HIA member, GreenSmart Professional and host of the HIA Building Australia 

‘As a builder, you have a lot to take care of; the list is almost endless. Running the company and all the financial and legal requirements and managing all subcontractors, suppliers, and multiple project schedules is a big list. You’re responsible for your clients, your team and, of course, your family. But, you can’t forget to take care of yourself. 

‘I often miss lunch because I’m on the go all the time, and people need me. That’s why I’m trying to prioritise self-care and mindfulness. This means looking after myself in simple ways every day, but it also means taking a moment to breathe, reassess and regroup. That isn’t selfish; it’s imperative. If you can go outdoors, look around you, schedule time off, or just stop a little to breathe and switch off every day, even for 15 minutes, it really helps, and the long-term benefits are worth it.’

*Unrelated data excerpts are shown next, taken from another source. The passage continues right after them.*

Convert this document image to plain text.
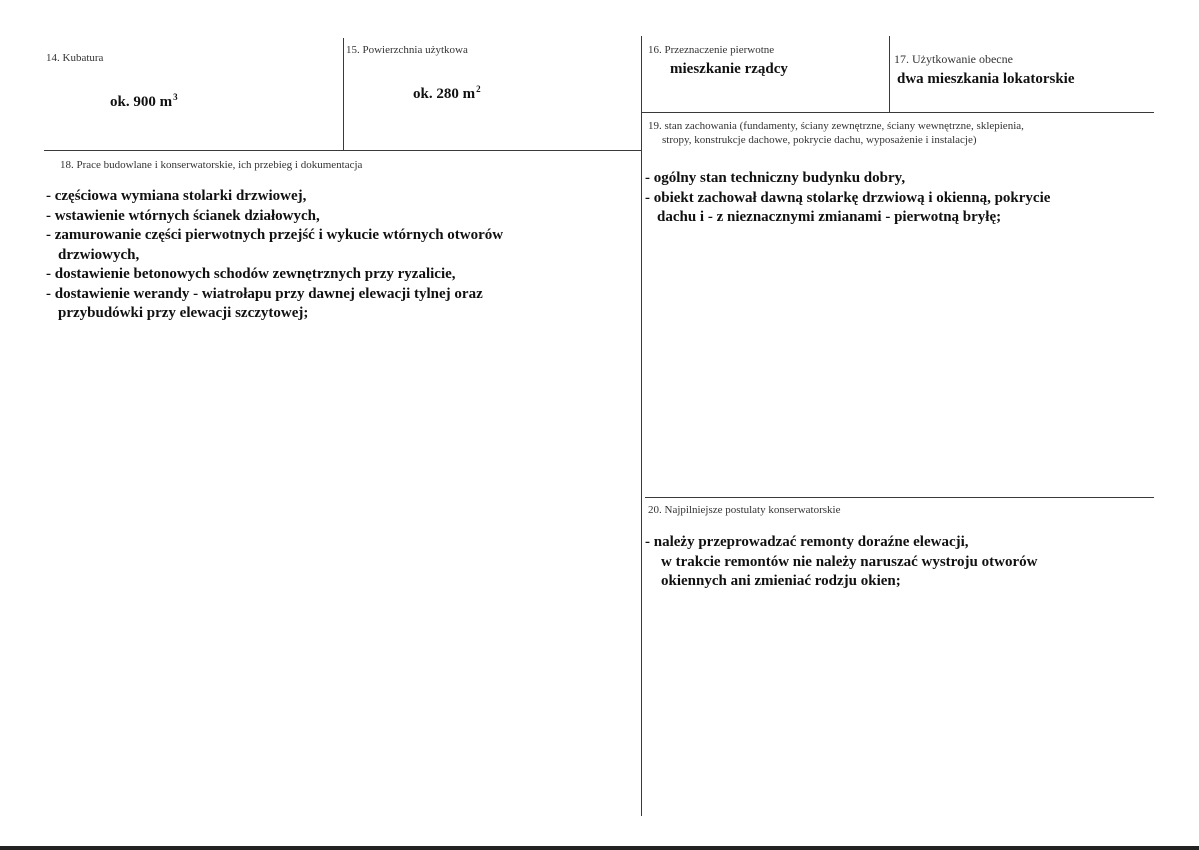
14. Kubatura
ok. 900 $m^3$
15. Powierzchnia użytkowa
ok. 280 $m^2$
16. Przeznaczenie pierwotne
mieszkanie rządcy
17. Użytkowanie obecne
dwa mieszkania lokatorskie
18. Prace budowlane i konserwatorskie, ich przebieg i dokumentacja
- częściowa wymiana stolarki drzwiowej,
- wstawienie wtórnych ścianek działowych,
- zamurowanie części pierwotnych przejść i wykucie wtórnych otworów
drzwiowych,
- dostawienie betonowych schodów zewnętrznych przy ryzalicie,
- dostawienie werandy - wiatrołapu przy dawnej elewacji tylnej oraz
przybudówki przy elewacji szczytowej;
19. stan zachowania (fundamenty, ściany zewnętrzne, ściany wewnętrzne, sklepienia,
stropy, konstrukcje dachowe, pokrycie dachu, wyposażenie i instalacje)
- ogólny stan techniczny budynku dobry,
- obiekt zachował dawną stolarkę drzwiową i okienną, pokrycie
dachu i - z nieznacznymi zmianami - pierwotną bryłę;
20. Najpilniejsze postulaty konserwatorskie
- należy przeprowadzać remonty doraźne elewacji,
w trakcie remontów nie należy naruszać wystroju otworów
okiennych ani zmieniać rodzju okien;
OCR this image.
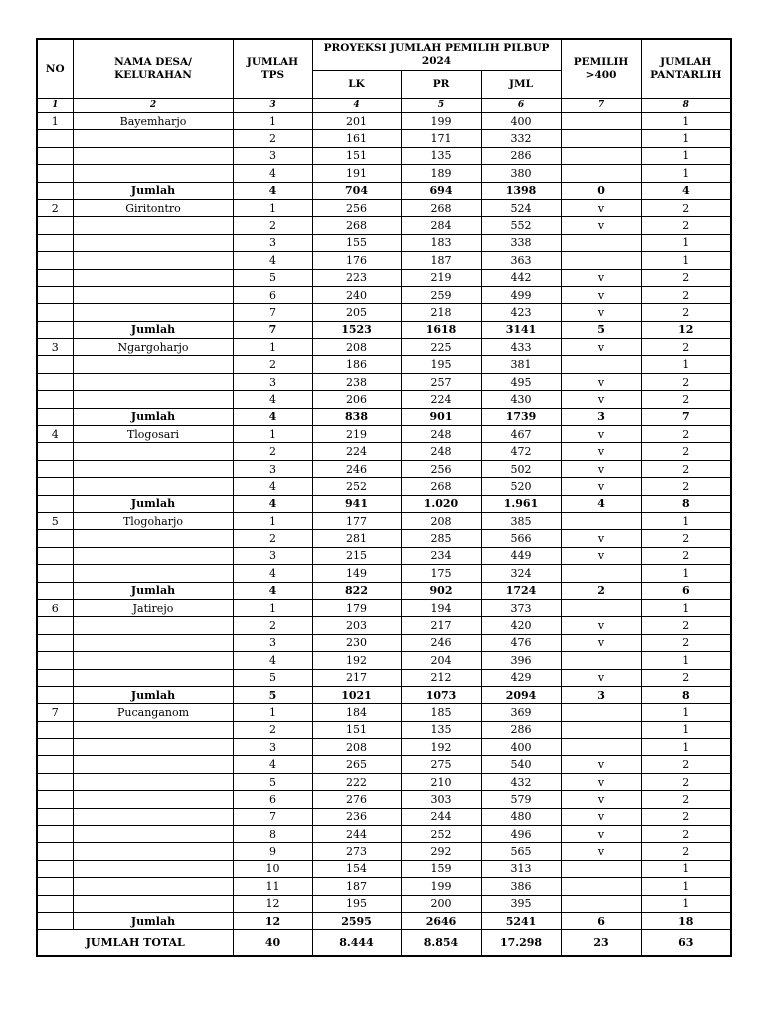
NO	NAMA DESA/ KELURAHAN	JUMLAH TPS	PROYEKSI JUMLAH PEMILIH PILBUP 2024			PEMILIH >400	JUMLAH PANTARLIH
			LK	PR	JML		
1	2	3	4	5	6	7	8
1	Bayemharjo	1	201	199	400		1
		2	161	171	332		1
		3	151	135	286		1
		4	191	189	380		1
	Jumlah	4	704	694	1398	0	4
2	Giritontro	1	256	268	524	v	2
		2	268	284	552	v	2
		3	155	183	338		1
		4	176	187	363		1
		5	223	219	442	v	2
		6	240	259	499	v	2
		7	205	218	423	v	2
	Jumlah	7	1523	1618	3141	5	12
3	Ngargoharjo	1	208	225	433	v	2
		2	186	195	381		1
		3	238	257	495	v	2
		4	206	224	430	v	2
	Jumlah	4	838	901	1739	3	7
4	Tlogosari	1	219	248	467	v	2
		2	224	248	472	v	2
		3	246	256	502	v	2
		4	252	268	520	v	2
	Jumlah	4	941	1.020	1.961	4	8
5	Tlogoharjo	1	177	208	385		1
		2	281	285	566	v	2
		3	215	234	449	v	2
		4	149	175	324		1
	Jumlah	4	822	902	1724	2	6
6	Jatirejo	1	179	194	373		1
		2	203	217	420	v	2
		3	230	246	476	v	2
		4	192	204	396		1
		5	217	212	429	v	2
	Jumlah	5	1021	1073	2094	3	8
7	Pucanganom	1	184	185	369		1
		2	151	135	286		1
		3	208	192	400		1
		4	265	275	540	v	2
		5	222	210	432	v	2
		6	276	303	579	v	2
		7	236	244	480	v	2
		8	244	252	496	v	2
		9	273	292	565	v	2
		10	154	159	313		1
		11	187	199	386		1
		12	195	200	395		1
	Jumlah	12	2595	2646	5241	6	18
JUMLAH TOTAL		40	8.444	8.854	17.298	23	63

Ryan Stidwill, RW Stidwill Constructions

Winner of the 2011 HIA–CSR Australian Home of the Year and Custom Built Home of the Year awards

‘I take time every day to remind myself what to be grateful for. For me, yoga reminds me of my link to the world around us. It helps me stay connected and in love with building with natural materials.’

Rebecca Bishop, Elite Building

Winner of the 2020 HIA Australian Business Partner of the Year award

‘Helping others and being confident is as much about my personal development and wellbeing as it’s about business savvy. I’m still learning but I have also taught myself to prioritise my own care. It’s an ongoing process – self-improvement never ends. I’m fortunate to be part of an incredible business community (my tribe). I work really hard but I also meditate and journal. I spend quality time with my family and try to be less hard on myself.’